Search code examples
dictionaryclojurelanguage-implementation

Why does binding affect the type of my map?


I was playing around in the REPL and I got some weird behavior:

Clojure 1.4.0
user=> (type {:a 1})
clojure.lang.PersistentArrayMap
user=> (def x {:a 1})
#'user/x
user=> (type x)
clojure.lang.PersistentHashMap

I thought that all small literal maps were instances of PersistentArrayMap, but apparently that's not the case if it's been bound with def. Why would using def cause Clojure to choose a different representation for my litte map? I know it's probably just some strange implementation detail, but I'm curious.


Solution

  • This question made me dig into the Clojure source code. I just spent a few hours putting print statements in the source in order to figure this out.

    It turns out the two map expressions are evaluated through different code paths

    (type {:a 1}) causes Java byte-code to be emitted and ran. The emitted code use clojure.lang.RT.map() to construct the map which returns a PersistentArrayMap for small maps:

    static public IPersistentMap map(Object... init){
        if(init == null)
            return PersistentArrayMap.EMPTY;
        else if(init.length <= PersistentArrayMap.HASHTABLE_THRESHOLD)
            return PersistentArrayMap.createWithCheck(init);
        return PersistentHashMap.createWithCheck(init);
    }
    

    When evaluating (def x {:a 1}) at least from the REPL there's no byte-code emitted.

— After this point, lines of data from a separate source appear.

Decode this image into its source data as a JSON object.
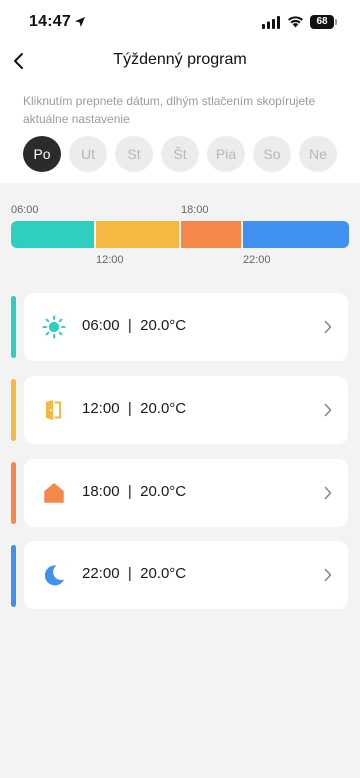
{
  "status_bar": {
    "time": "14:47",
    "battery": "68"
  },
  "header": {
    "title": "Týždenný program"
  },
  "hint": "Kliknutím prepnete dátum, dlhým stlačením skopírujete aktuálne nastavenie",
  "days": [
    {
      "label": "Po",
      "active": true
    },
    {
      "label": "Ut",
      "active": false
    },
    {
      "label": "St",
      "active": false
    },
    {
      "label": "Št",
      "active": false
    },
    {
      "label": "Pia",
      "active": false
    },
    {
      "label": "So",
      "active": false
    },
    {
      "label": "Ne",
      "active": false
    }
  ],
  "timeline": {
    "top_ticks": [
      "06:00",
      "18:00"
    ],
    "bottom_ticks": [
      "12:00",
      "22:00"
    ]
  },
  "colors": {
    "morning": "#2ecfc1",
    "day": "#f5b841",
    "evening": "#f4884a",
    "night": "#4090f0"
  },
  "schedule": [
    {
      "icon": "sun-icon",
      "time": "06:00",
      "temp": "20.0°C",
      "text": "06:00  |  20.0°C"
    },
    {
      "icon": "door-icon",
      "time": "12:00",
      "temp": "20.0°C",
      "text": "12:00  |  20.0°C"
    },
    {
      "icon": "home-icon",
      "time": "18:00",
      "temp": "20.0°C",
      "text": "18:00  |  20.0°C"
    },
    {
      "icon": "moon-icon",
      "time": "22:00",
      "temp": "20.0°C",
      "text": "22:00  |  20.0°C"
    }
  ]
}
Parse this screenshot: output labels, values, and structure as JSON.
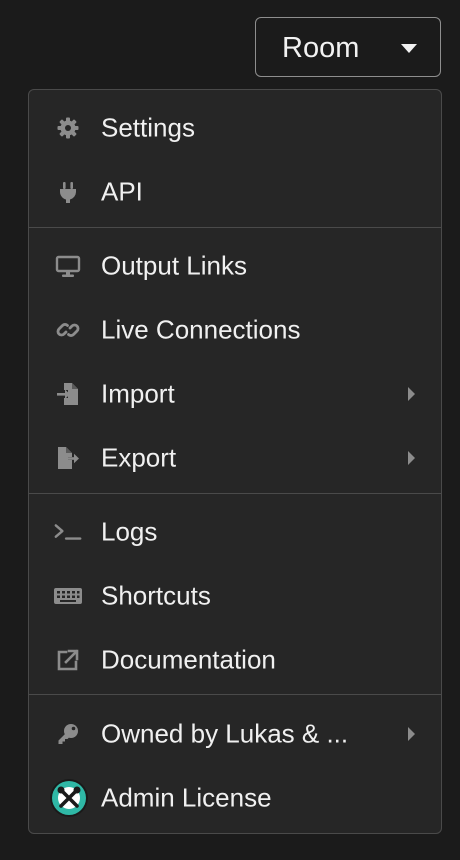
{
  "header": {
    "room_label": "Room"
  },
  "menu": {
    "items": [
      {
        "label": "Settings",
        "icon": "gear-icon"
      },
      {
        "label": "API",
        "icon": "plug-icon"
      },
      {
        "label": "Output Links",
        "icon": "monitor-icon"
      },
      {
        "label": "Live Connections",
        "icon": "link-icon"
      },
      {
        "label": "Import",
        "icon": "file-import-icon",
        "submenu": true
      },
      {
        "label": "Export",
        "icon": "file-export-icon",
        "submenu": true
      },
      {
        "label": "Logs",
        "icon": "terminal-icon"
      },
      {
        "label": "Shortcuts",
        "icon": "keyboard-icon"
      },
      {
        "label": "Documentation",
        "icon": "external-link-icon"
      },
      {
        "label": "Owned by Lukas & ...",
        "icon": "key-icon",
        "submenu": true
      },
      {
        "label": "Admin License",
        "icon": "admin-avatar-icon"
      }
    ]
  },
  "colors": {
    "background": "#1b1b1b",
    "menu_background": "#262626",
    "icon_gray": "#8c8c8c",
    "avatar_teal": "#2fb8a6"
  }
}
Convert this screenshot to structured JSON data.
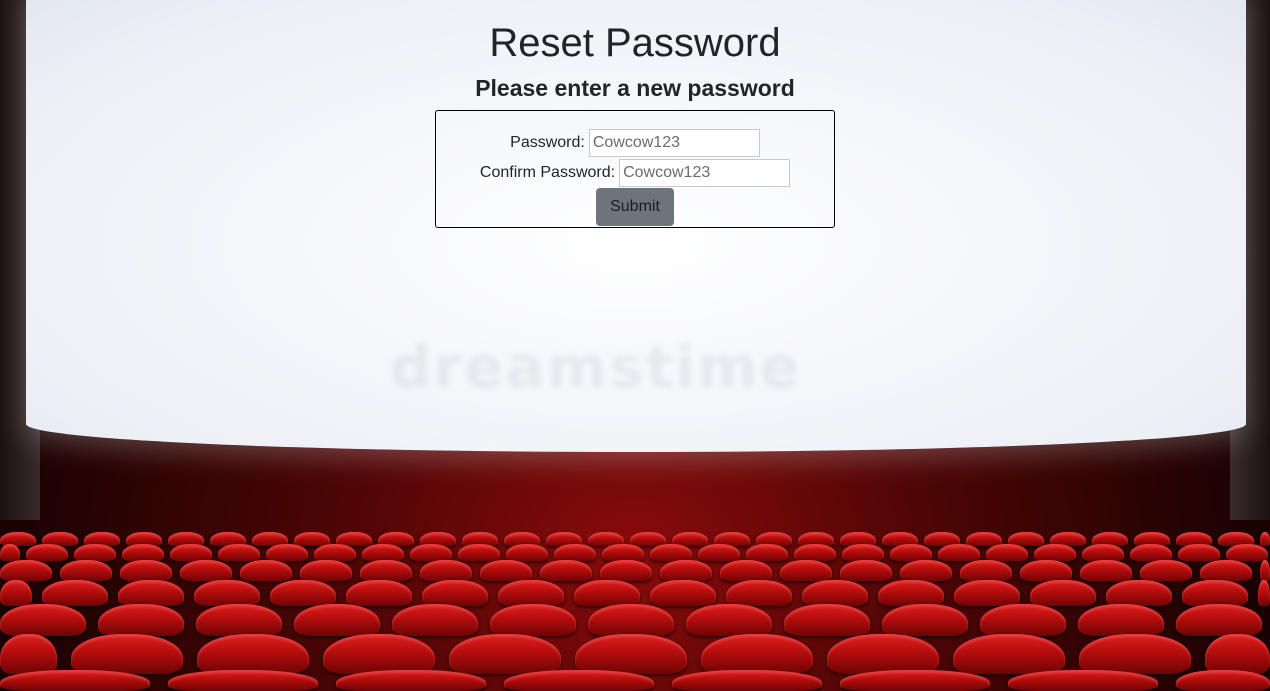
{
  "page": {
    "title": "Reset Password",
    "subtitle": "Please enter a new password"
  },
  "form": {
    "password_label": "Password:",
    "password_value": "Cowcow123",
    "confirm_label": "Confirm Password:",
    "confirm_value": "Cowcow123",
    "submit_label": "Submit"
  },
  "colors": {
    "submit_button": "#6c757d",
    "text": "#212529",
    "seat_red": "#c41414"
  }
}
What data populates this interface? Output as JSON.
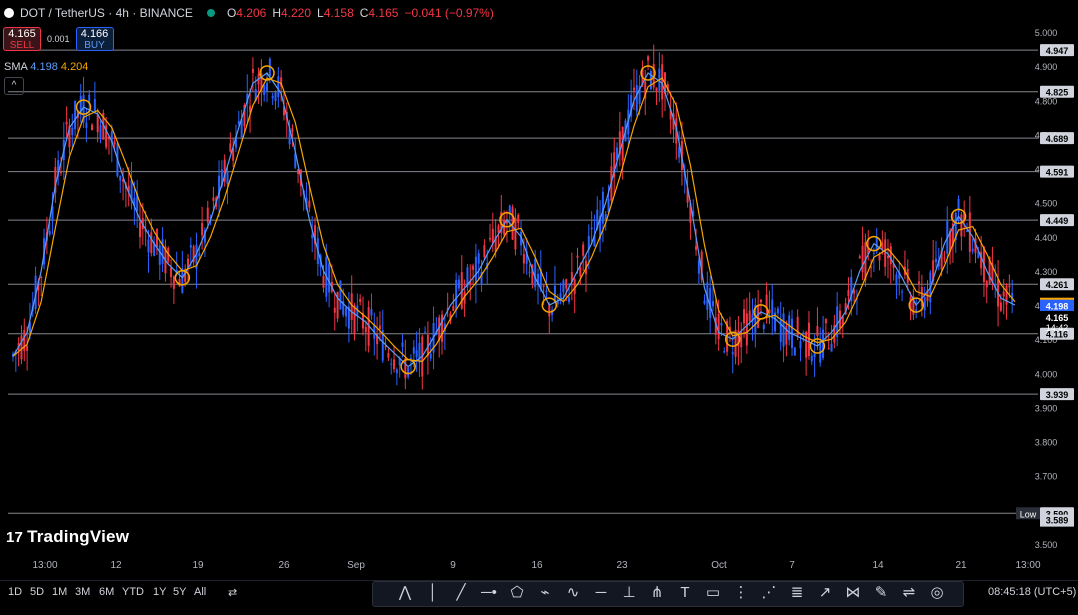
{
  "header": {
    "symbol": "DOT / TetherUS · 4h · BINANCE",
    "open_label": "O",
    "open": "4.206",
    "high_label": "H",
    "high": "4.220",
    "low_label": "L",
    "low": "4.158",
    "close_label": "C",
    "close": "4.165",
    "change": "−0.041 (−0.97%)"
  },
  "trade": {
    "sell_price": "4.165",
    "sell_label": "SELL",
    "spread": "0.001",
    "buy_price": "4.166",
    "buy_label": "BUY"
  },
  "indicator": {
    "name": "SMA",
    "value1": "4.198",
    "value2": "4.204"
  },
  "colors": {
    "up": "#2962ff",
    "down": "#f23645",
    "sma_fast": "#5b9cf6",
    "sma_slow": "#f7a600",
    "marker": "#f7a600",
    "hline": "#b2b5be"
  },
  "logo_text": "TradingView",
  "price_axis_ticks": [
    "5.000",
    "4.900",
    "4.800",
    "4.700",
    "4.600",
    "4.500",
    "4.400",
    "4.300",
    "4.200",
    "4.100",
    "4.000",
    "3.900",
    "3.800",
    "3.700",
    "3.600",
    "3.500"
  ],
  "horizontal_levels": [
    "4.947",
    "4.825",
    "4.689",
    "4.591",
    "4.449",
    "4.261",
    "4.116",
    "3.939",
    "3.590"
  ],
  "low_label": "Low",
  "low_value": "3.589",
  "price_tags": {
    "sma_slow": "4.204",
    "sma_fast": "4.198",
    "last": "4.165",
    "countdown": "14:42"
  },
  "time_axis_labels": [
    "13:00",
    "12",
    "19",
    "26",
    "Sep",
    "9",
    "16",
    "23",
    "Oct",
    "7",
    "14",
    "21",
    "13:00"
  ],
  "timeframes": [
    "1D",
    "5D",
    "1M",
    "3M",
    "6M",
    "YTD",
    "1Y",
    "5Y",
    "All"
  ],
  "drawing_tools": [
    "pattern-icon",
    "vertical-line-icon",
    "trendline-icon",
    "horizontal-ray-icon",
    "path-icon",
    "polyline-icon",
    "curve-icon",
    "horizontal-line-icon",
    "fib-icon",
    "pitchfork-icon",
    "text-icon",
    "rectangle-icon",
    "gann-icon",
    "zigzag-icon",
    "fib-retracement-icon",
    "trend-angle-icon",
    "xabcd-icon",
    "brush-icon",
    "parallel-channel-icon",
    "circle-icon"
  ],
  "clock": "08:45:18 (UTC+5)",
  "chart_data": {
    "type": "candlestick",
    "y_range": [
      3.5,
      5.05
    ],
    "series": [
      {
        "name": "SMA",
        "values": [
          4.05,
          4.12,
          4.3,
          4.55,
          4.72,
          4.78,
          4.76,
          4.68,
          4.55,
          4.45,
          4.38,
          4.32,
          4.28,
          4.35,
          4.45,
          4.58,
          4.72,
          4.85,
          4.88,
          4.82,
          4.65,
          4.45,
          4.3,
          4.22,
          4.18,
          4.15,
          4.1,
          4.06,
          4.02,
          4.05,
          4.12,
          4.2,
          4.25,
          4.3,
          4.38,
          4.45,
          4.4,
          4.28,
          4.2,
          4.22,
          4.3,
          4.38,
          4.5,
          4.65,
          4.8,
          4.88,
          4.85,
          4.72,
          4.5,
          4.25,
          4.12,
          4.1,
          4.14,
          4.18,
          4.16,
          4.12,
          4.1,
          4.08,
          4.12,
          4.18,
          4.3,
          4.38,
          4.35,
          4.28,
          4.2,
          4.25,
          4.38,
          4.46,
          4.4,
          4.3,
          4.22,
          4.2
        ]
      }
    ]
  }
}
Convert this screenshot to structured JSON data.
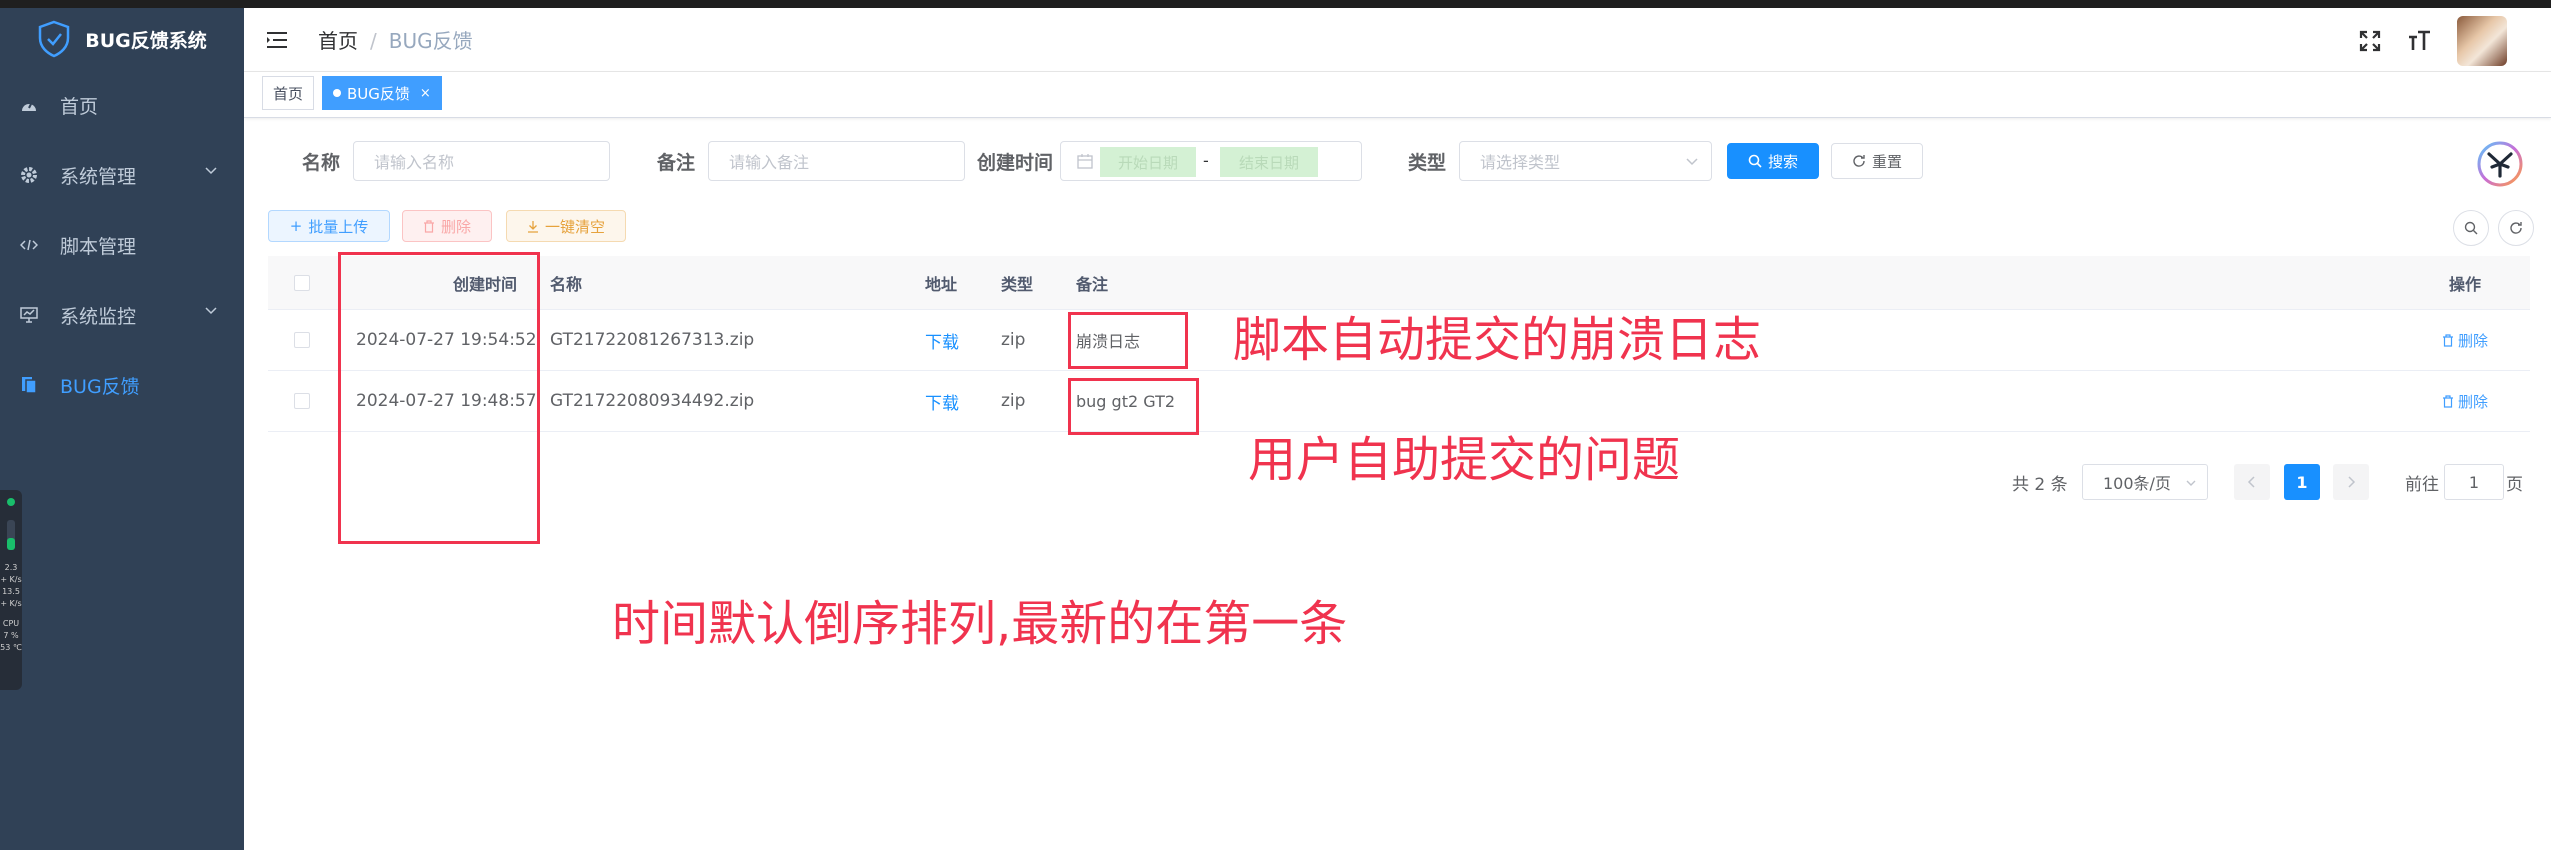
{
  "app": {
    "title": "BUG反馈系统"
  },
  "sidebar": {
    "items": [
      {
        "label": "首页",
        "icon": "dashboard-icon",
        "has_arrow": false,
        "active": false
      },
      {
        "label": "系统管理",
        "icon": "gear-icon",
        "has_arrow": true,
        "active": false
      },
      {
        "label": "脚本管理",
        "icon": "code-icon",
        "has_arrow": false,
        "active": false
      },
      {
        "label": "系统监控",
        "icon": "monitor-icon",
        "has_arrow": true,
        "active": false
      },
      {
        "label": "BUG反馈",
        "icon": "document-icon",
        "has_arrow": false,
        "active": true
      }
    ]
  },
  "monitor_widget": {
    "l1": "2.3",
    "l2": "+ K/s",
    "l3": "13.5",
    "l4": "+ K/s",
    "l5": "CPU",
    "l6": "7 %",
    "l7": "53 ℃"
  },
  "breadcrumb": {
    "home": "首页",
    "current": "BUG反馈"
  },
  "tags": {
    "home": "首页",
    "current": "BUG反馈",
    "close": "×"
  },
  "search": {
    "name_label": "名称",
    "name_placeholder": "请输入名称",
    "remark_label": "备注",
    "remark_placeholder": "请输入备注",
    "time_label": "创建时间",
    "start_placeholder": "开始日期",
    "range_sep": "-",
    "end_placeholder": "结束日期",
    "type_label": "类型",
    "type_placeholder": "请选择类型",
    "search_btn": "搜索",
    "reset_btn": "重置"
  },
  "toolbar": {
    "upload": "批量上传",
    "delete": "删除",
    "clear": "一键清空"
  },
  "table": {
    "headers": {
      "time": "创建时间",
      "name": "名称",
      "addr": "地址",
      "type": "类型",
      "remark": "备注",
      "ops": "操作"
    },
    "rows": [
      {
        "time": "2024-07-27 19:54:52",
        "name": "GT21722081267313.zip",
        "addr": "下载",
        "type": "zip",
        "remark": "崩溃日志",
        "op": "删除"
      },
      {
        "time": "2024-07-27 19:48:57",
        "name": "GT21722080934492.zip",
        "addr": "下载",
        "type": "zip",
        "remark": "bug gt2 GT2",
        "op": "删除"
      }
    ]
  },
  "pagination": {
    "total": "共 2 条",
    "page_size": "100条/页",
    "current": "1",
    "goto": "前往",
    "goto_value": "1",
    "page_suffix": "页"
  },
  "annotations": {
    "crash_note": "脚本自动提交的崩溃日志",
    "user_note": "用户自助提交的问题",
    "sort_note": "时间默认倒序排列,最新的在第一条"
  },
  "colors": {
    "sidebar_bg": "#304156",
    "primary": "#1890ff",
    "annotation": "#f0334e"
  }
}
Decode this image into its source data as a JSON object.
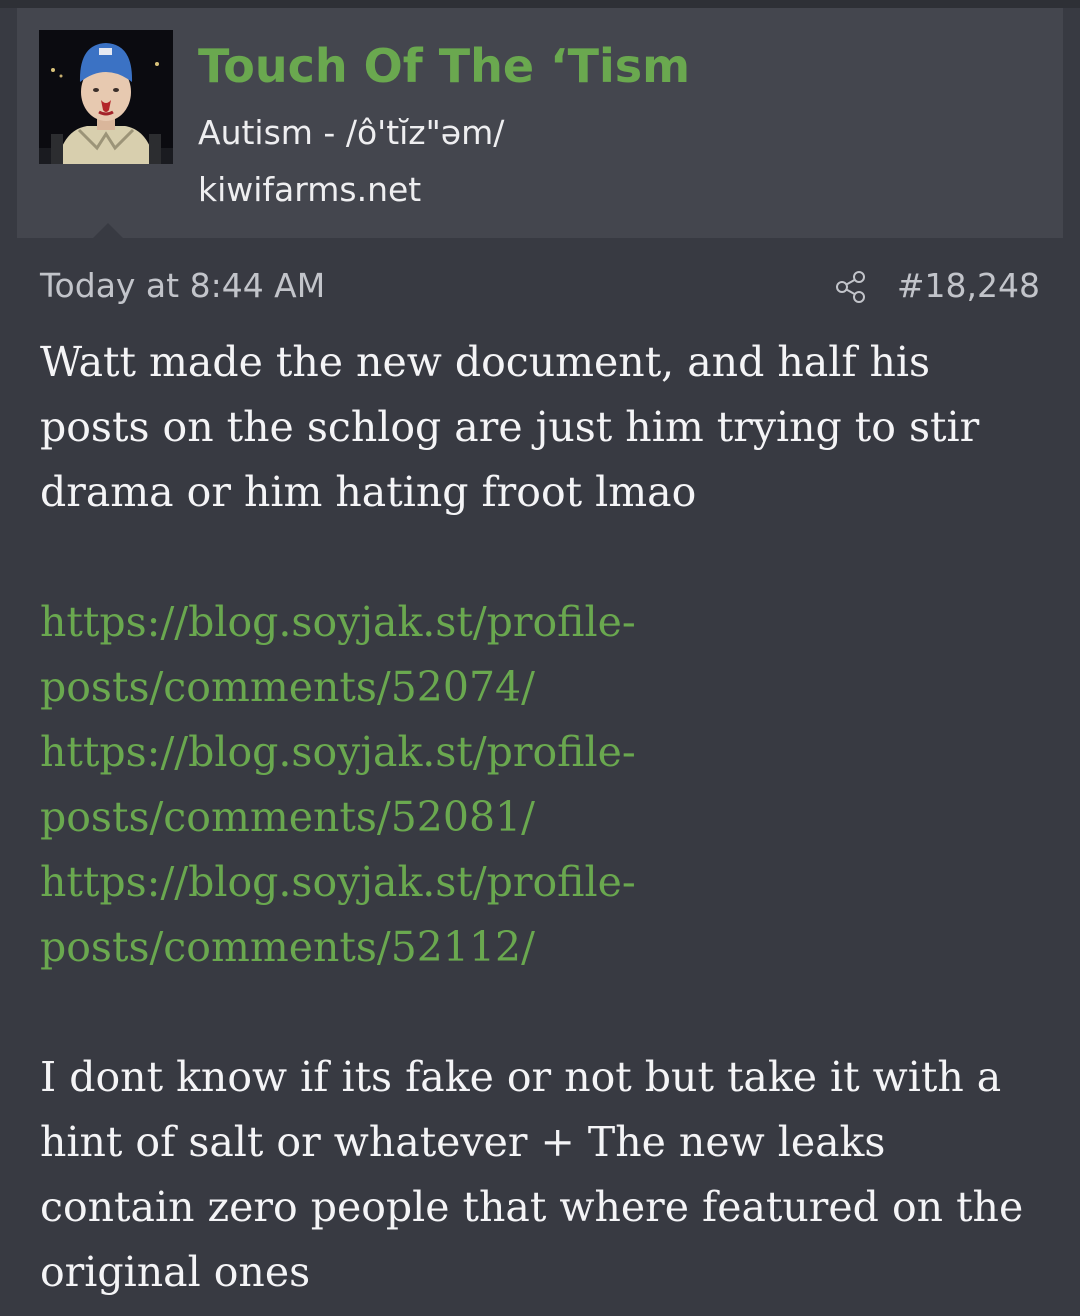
{
  "user": {
    "name": "Touch Of The ‘Tism",
    "title": "Autism - /ô'tĭz\"əm/",
    "site": "kiwifarms.net"
  },
  "post": {
    "timestamp": "Today at 8:44 AM",
    "number": "#18,248",
    "paragraph1": "Watt made the new document, and half his posts on the schlog are just him trying to stir drama or him hating froot lmao",
    "links": [
      {
        "line1": "https://blog.soyjak.st/profile-",
        "line2": "posts/comments/52074/"
      },
      {
        "line1": "https://blog.soyjak.st/profile-",
        "line2": "posts/comments/52081/"
      },
      {
        "line1": "https://blog.soyjak.st/profile-",
        "line2": "posts/comments/52112/"
      }
    ],
    "paragraph2": "I dont know if its fake or not but take it with a hint of salt or whatever + The new leaks contain zero people that where featured on the original ones"
  },
  "icons": {
    "share": "share-icon"
  },
  "colors": {
    "accent": "#6aa84f",
    "background": "#383a42",
    "header": "#44464e",
    "text": "#f4f4f6",
    "muted": "#c2c4ca"
  }
}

The constant map is parsed as a PersistentHashMap in clojure.lang.Compiler$MapExpr.parse() which returns it warpped it in a ConstantExpr:

    else if(constant)
    {
    IPersistentMap m = PersistentHashMap.EMPTY;
    for(int i=0;i<keyvals.length();i+= 2)
        {
        m = m.assoc(((LiteralExpr)keyvals.nth(i)).val(), ((LiteralExpr)keyvals.nth(i+1)).val());
        }
    //System.err.println("Constant: " + m);
    return new ConstantExpr(m);
    }
    

    The def expression when evaluated binds the value of the ConstantExpr created above which as as said is a PersistentHashMap.

    So why is it implemented this way?

    I don't know. It could be simple oversight or the PersistentArrayMap optimization may not really be worth it.